22, A Million do Bon Iver

A primeira vez que tive contato com o Wisconsin foi com um livro que mais se aproxima de uma autobiografia minha: Retalhos do Craig Thompson. O li numa época em que consolidava minha transição de participar da religião católica que minha família tinha para o pleno agnosticismo e durante minha primeira experiência real de relacionamento amoroso. Quem diria que o Wisconsin — aquele lugar retratado pelo Thompson como frio, rural, cinza com branco e bastante religioso — voltaria a minha vida ao conhecer o Bon Iver.
Eu curto essas “músicas de bad” para além da bad. Por usar o Spotify, é fácil achar uma playlist do tipo — onde predomina o indie folk e dark. Numa delas encontrei o Bon Iver. Mesmo que dentro dos padrões, o Iver era consistente, tinha uma excelente voz e as letras de suas músicas — sempre dentro de uma instrumentação correta — tocam nossa alma, lá dentro. Claro que fiquei esperando o novo álbum dele — e quando este saiu e eu o ouvi, olha: que experiência!
Muito comum é o uso de ruídos, samples, auto-tune, sintetizadores e — recentemente devido ao synthwave e mais ainda ao vaporwave — glitches. Mas o uso desses elementos no corpo da música ainda é, muito geralmente, dentro dos padrões. Não em 22, A Million. Aqui se percebe claramente o experimental. A estética musical do Bon Iver ainda permanece — temas minimalistas, colagens e experimentos sintéticos -, mas em cada música onde o padrão começa a imperar existe uma quebra. Uma quebra proposital, desconcertante, com sons dando voltas não-lógicas. Entretanto, o casamento aqui com a versificação intimista esperada acontece em um tom mais genuíno: o álbum inteiro reflete uma busca existencial. Basta prestar atenção nas letras. Não foi surpresa pra mim ver esses questionamentos existenciais usando palavras de cunho geralmente religioso de um cara do Wisconsin: quem sabe seja de propósito, reflexão do lugar de onde é.
715 — CRΣΣKS é a música que mais me impressiona no álbum.
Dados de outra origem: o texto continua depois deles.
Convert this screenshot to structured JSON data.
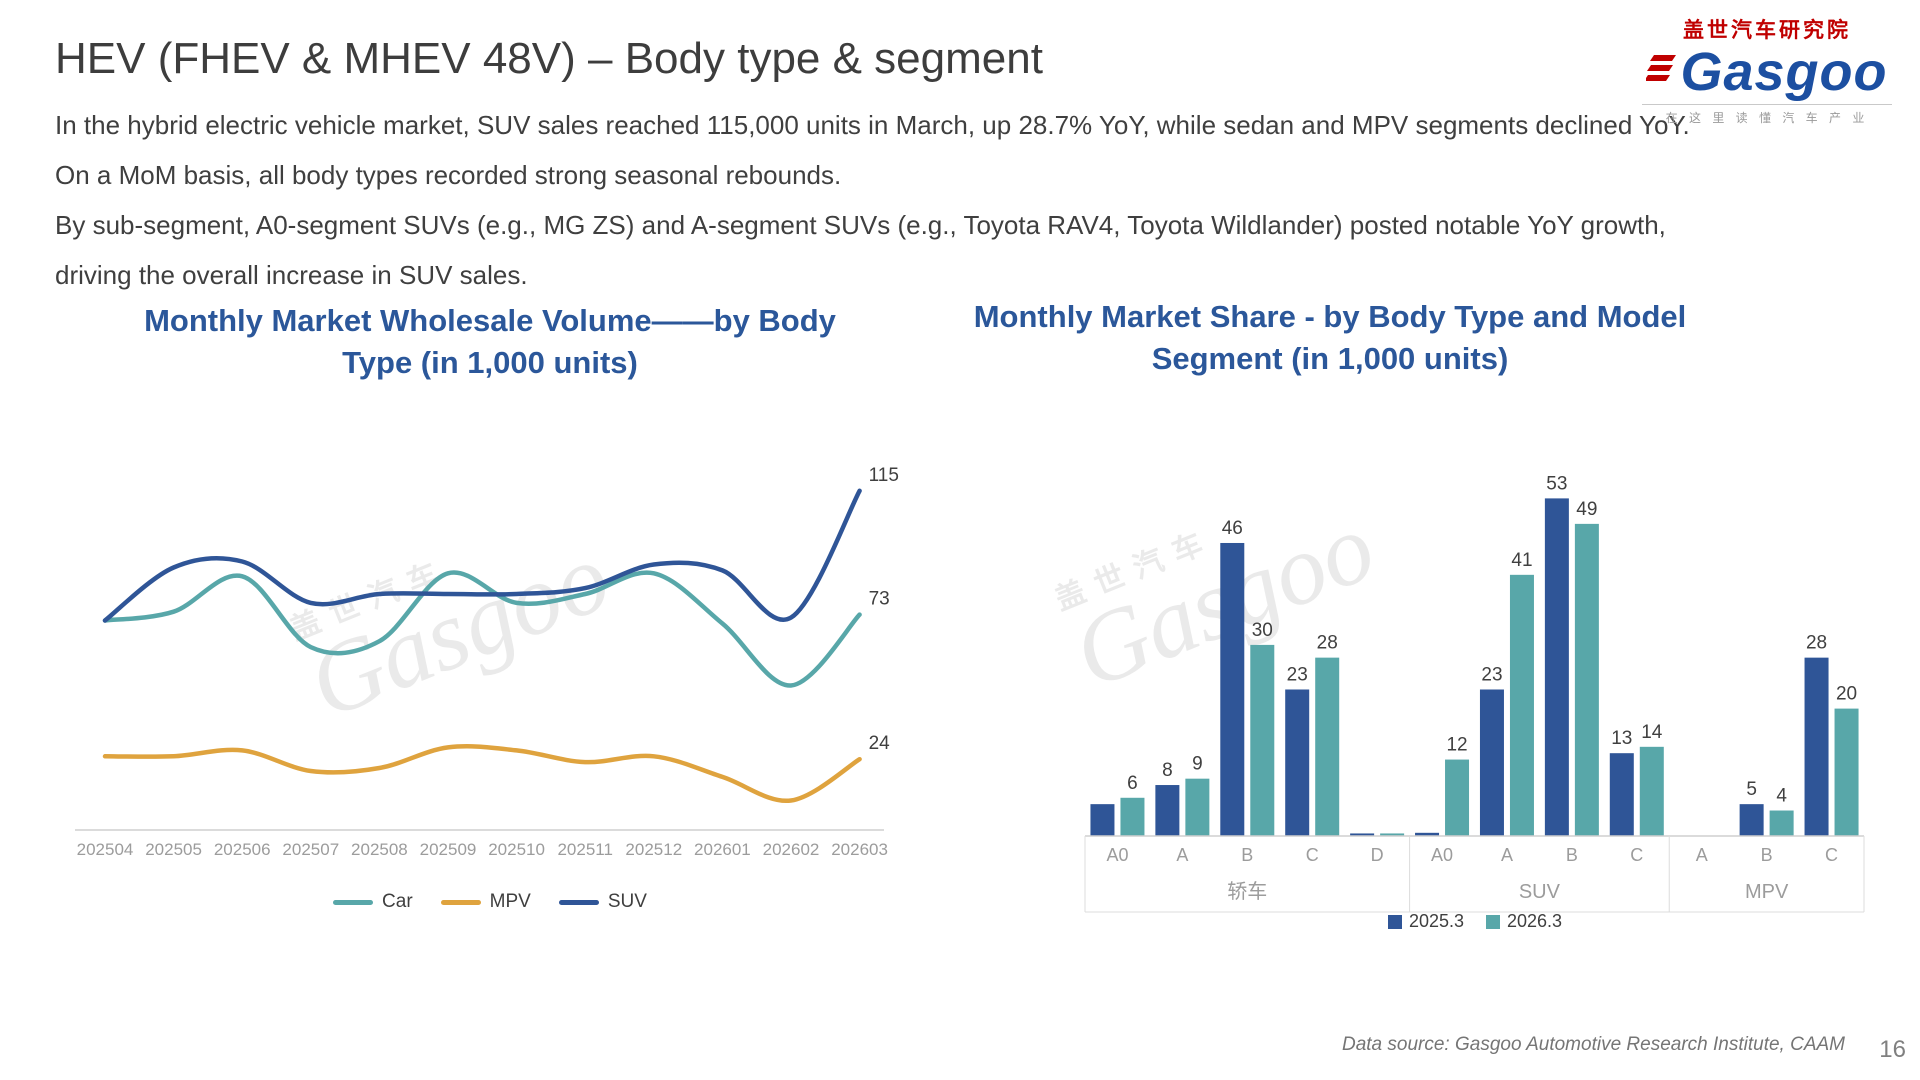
{
  "slide": {
    "title": "HEV (FHEV & MHEV 48V) – Body type & segment",
    "paragraph_lines": [
      "In the hybrid electric vehicle market, SUV sales reached 115,000 units in March, up 28.7% YoY, while sedan and MPV segments declined YoY.",
      "On a MoM basis, all body types recorded strong seasonal rebounds.",
      "By sub-segment, A0-segment SUVs (e.g., MG ZS) and A-segment SUVs (e.g., Toyota RAV4, Toyota Wildlander) posted notable YoY growth,",
      "driving the overall increase in SUV sales."
    ],
    "data_source": "Data source: Gasgoo Automotive Research Institute, CAAM",
    "page_number": "16"
  },
  "logo": {
    "top_text": "盖世汽车研究院",
    "wordmark": "Gasgoo",
    "tagline": "在 这 里 读 懂 汽 车 产 业"
  },
  "watermark": {
    "cn": "盖世汽车",
    "en": "Gasgoo"
  },
  "colors": {
    "suv_blue": "#2F5597",
    "car_teal": "#58A7A9",
    "mpv_orange": "#DFA33E",
    "title_blue": "#2B579A",
    "axis_gray": "#9C9C9C",
    "label_dark": "#404040",
    "line_gray": "#CFCFCF",
    "box_gray": "#DCDCDC"
  },
  "chart_data": [
    {
      "type": "line",
      "title": "Monthly Market Wholesale Volume——by Body Type (in 1,000 units)",
      "title_lines": [
        "Monthly Market Wholesale Volume——by Body",
        "Type (in 1,000 units)"
      ],
      "x_labels": [
        "202504",
        "202505",
        "202506",
        "202507",
        "202508",
        "202509",
        "202510",
        "202511",
        "202512",
        "202601",
        "202602",
        "202603"
      ],
      "ylim": [
        0,
        120
      ],
      "grid": false,
      "legend_position": "bottom",
      "series": [
        {
          "name": "Car",
          "color": "car_teal",
          "values": [
            71,
            74,
            86,
            62,
            64,
            87,
            77,
            80,
            87,
            70,
            49,
            73
          ],
          "end_label": "73"
        },
        {
          "name": "MPV",
          "color": "mpv_orange",
          "values": [
            25,
            25,
            27,
            20,
            21,
            28,
            27,
            23,
            25,
            18,
            10,
            24
          ],
          "end_label": "24"
        },
        {
          "name": "SUV",
          "color": "suv_blue",
          "values": [
            71,
            89,
            91,
            77,
            80,
            80,
            80,
            82,
            90,
            88,
            72,
            115
          ],
          "end_label": "115"
        }
      ]
    },
    {
      "type": "bar",
      "title": "Monthly Market Share - by Body Type and Model Segment (in 1,000 units)",
      "title_lines": [
        "Monthly Market Share - by Body Type and Model",
        "Segment (in 1,000 units)"
      ],
      "ylim": [
        0,
        60
      ],
      "groups": [
        {
          "name": "轿车",
          "categories": [
            "A0",
            "A",
            "B",
            "C",
            "D"
          ],
          "series": [
            {
              "name": "2025.3",
              "color": "suv_blue",
              "values": [
                5,
                8,
                46,
                23,
                0.4
              ],
              "labels": [
                "",
                "8",
                "46",
                "23",
                ""
              ]
            },
            {
              "name": "2026.3",
              "color": "car_teal",
              "values": [
                6,
                9,
                30,
                28,
                0.4
              ],
              "labels": [
                "6",
                "9",
                "30",
                "28",
                ""
              ]
            }
          ]
        },
        {
          "name": "SUV",
          "categories": [
            "A0",
            "A",
            "B",
            "C"
          ],
          "series": [
            {
              "name": "2025.3",
              "color": "suv_blue",
              "values": [
                0.5,
                23,
                53,
                13
              ],
              "labels": [
                "",
                "23",
                "53",
                "13"
              ]
            },
            {
              "name": "2026.3",
              "color": "car_teal",
              "values": [
                12,
                41,
                49,
                14
              ],
              "labels": [
                "12",
                "41",
                "49",
                "14"
              ]
            }
          ]
        },
        {
          "name": "MPV",
          "categories": [
            "A",
            "B",
            "C"
          ],
          "series": [
            {
              "name": "2025.3",
              "color": "suv_blue",
              "values": [
                0,
                5,
                28
              ],
              "labels": [
                "",
                "5",
                "28"
              ]
            },
            {
              "name": "2026.3",
              "color": "car_teal",
              "values": [
                0,
                4,
                20
              ],
              "labels": [
                "",
                "4",
                "20"
              ]
            }
          ]
        }
      ],
      "legend": [
        {
          "label": "2025.3",
          "color": "suv_blue"
        },
        {
          "label": "2026.3",
          "color": "car_teal"
        }
      ]
    }
  ]
}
Com apenas voz e auto-tune, o Iver deixa uma ponta que faz com que nossa mente complete com uma suposta instrumentação que poderia ali estar — por mais que o álbum tenha uma produção quase que inteiramente eletrônica e com alguns momentos com a presença de um violão ou piano. Fui pego tão de surpresa com esse experimento que me fez imaginar como seria o Phill Veras ou o Cícero tentando algo do tipo. Mas no geral é isso: cada música e extremamente única.
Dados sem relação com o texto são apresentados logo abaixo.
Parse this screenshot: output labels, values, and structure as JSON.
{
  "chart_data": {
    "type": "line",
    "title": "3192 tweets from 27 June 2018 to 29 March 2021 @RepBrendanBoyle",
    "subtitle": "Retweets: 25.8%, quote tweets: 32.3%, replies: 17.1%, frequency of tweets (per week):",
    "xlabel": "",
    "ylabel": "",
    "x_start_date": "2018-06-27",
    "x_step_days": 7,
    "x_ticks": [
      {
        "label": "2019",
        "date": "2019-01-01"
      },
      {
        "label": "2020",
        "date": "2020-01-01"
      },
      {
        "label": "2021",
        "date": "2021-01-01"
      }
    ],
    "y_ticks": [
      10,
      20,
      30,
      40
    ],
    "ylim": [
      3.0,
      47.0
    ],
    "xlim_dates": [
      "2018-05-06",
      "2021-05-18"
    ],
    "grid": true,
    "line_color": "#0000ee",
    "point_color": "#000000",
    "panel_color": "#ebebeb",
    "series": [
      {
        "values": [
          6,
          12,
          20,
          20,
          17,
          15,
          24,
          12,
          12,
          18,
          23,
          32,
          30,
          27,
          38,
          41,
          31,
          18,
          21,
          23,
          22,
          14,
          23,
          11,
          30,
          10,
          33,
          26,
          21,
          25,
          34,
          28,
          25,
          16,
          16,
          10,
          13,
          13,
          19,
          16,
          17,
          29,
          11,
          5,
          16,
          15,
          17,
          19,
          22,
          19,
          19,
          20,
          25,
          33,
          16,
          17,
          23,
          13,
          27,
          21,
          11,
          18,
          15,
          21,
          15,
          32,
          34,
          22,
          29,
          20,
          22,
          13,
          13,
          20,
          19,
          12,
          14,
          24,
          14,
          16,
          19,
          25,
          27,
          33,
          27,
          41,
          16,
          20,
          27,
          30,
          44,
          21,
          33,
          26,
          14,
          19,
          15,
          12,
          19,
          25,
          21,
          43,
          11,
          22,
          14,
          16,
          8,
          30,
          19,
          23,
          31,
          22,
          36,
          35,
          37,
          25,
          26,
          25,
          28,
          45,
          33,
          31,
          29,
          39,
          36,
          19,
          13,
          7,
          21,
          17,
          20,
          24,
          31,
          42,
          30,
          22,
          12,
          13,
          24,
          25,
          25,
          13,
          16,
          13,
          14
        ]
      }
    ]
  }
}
Eu tive que escutar repetidas vezes todo o álbum para ter certeza do que estava escutando, perceber cada detalhe e entender onde ela se encaixava no todo do álbum proposto. E só consigo descrever que, até agora, ouvir esse álbum é algo muito inesperado e ao mesmo tempo espetacular. E olha que esse ano muitos álbuns bons saíram: Animania do INKY, Tupi, Or Not Tupi do Fabio Brazza, A Coragem da Luz do Rashid, Rogério do Supercombo, For All We Know da NAO, Lugares do Alexandre Klinke Soltasbruxa do Francisco el Hombre, The Getaway do RHCP e a lista segue. Mas nenhum deles conseguiu passar a mim algo tão único, completo, experimental e consistente.
Por isso, por mais que me custe caro dizer o que direi, pessoalmente considero 22, A Million (2016, Relapse) do Bon Iver o melhor álbum que escutei esse ano.
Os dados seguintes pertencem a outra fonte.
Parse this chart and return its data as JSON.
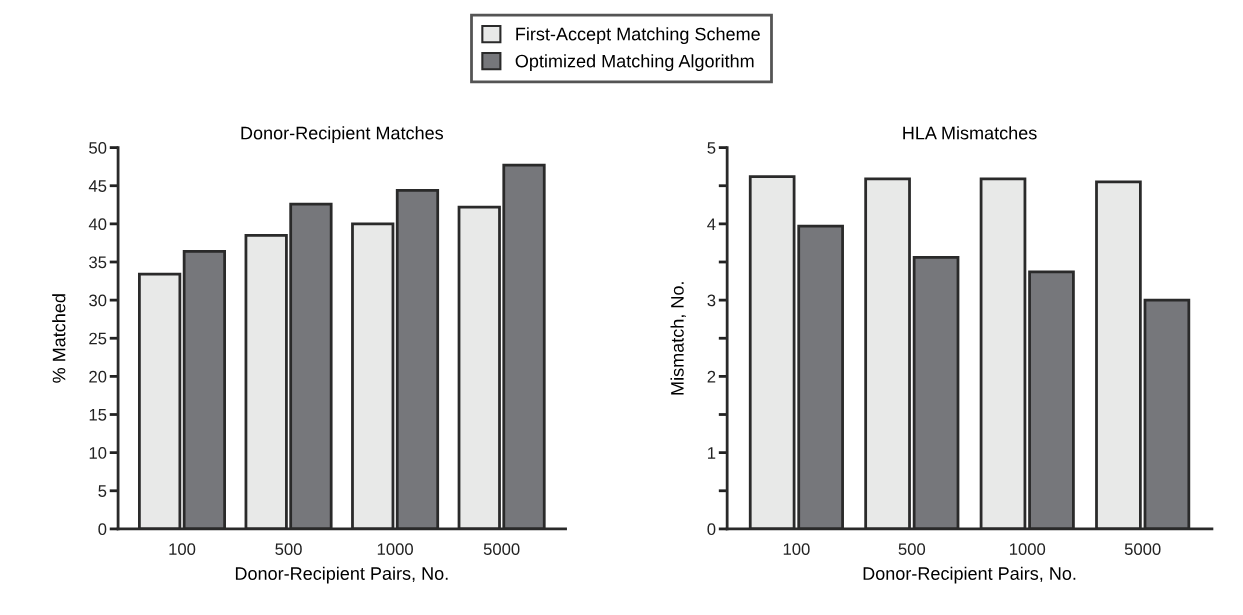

Obs.: foi a única vez esse ano em que concordei com um review da Pitchfork UHAUAHUAHAUHAUHAUAHAUHAUAH. Também: os caras as vezes parecem estar desesperados por uma experiência estética musical tão unica e transcendente que qualquer coisinha fora do normal eles dão uma exaltada que me soa estranho e até mesmo engraçado.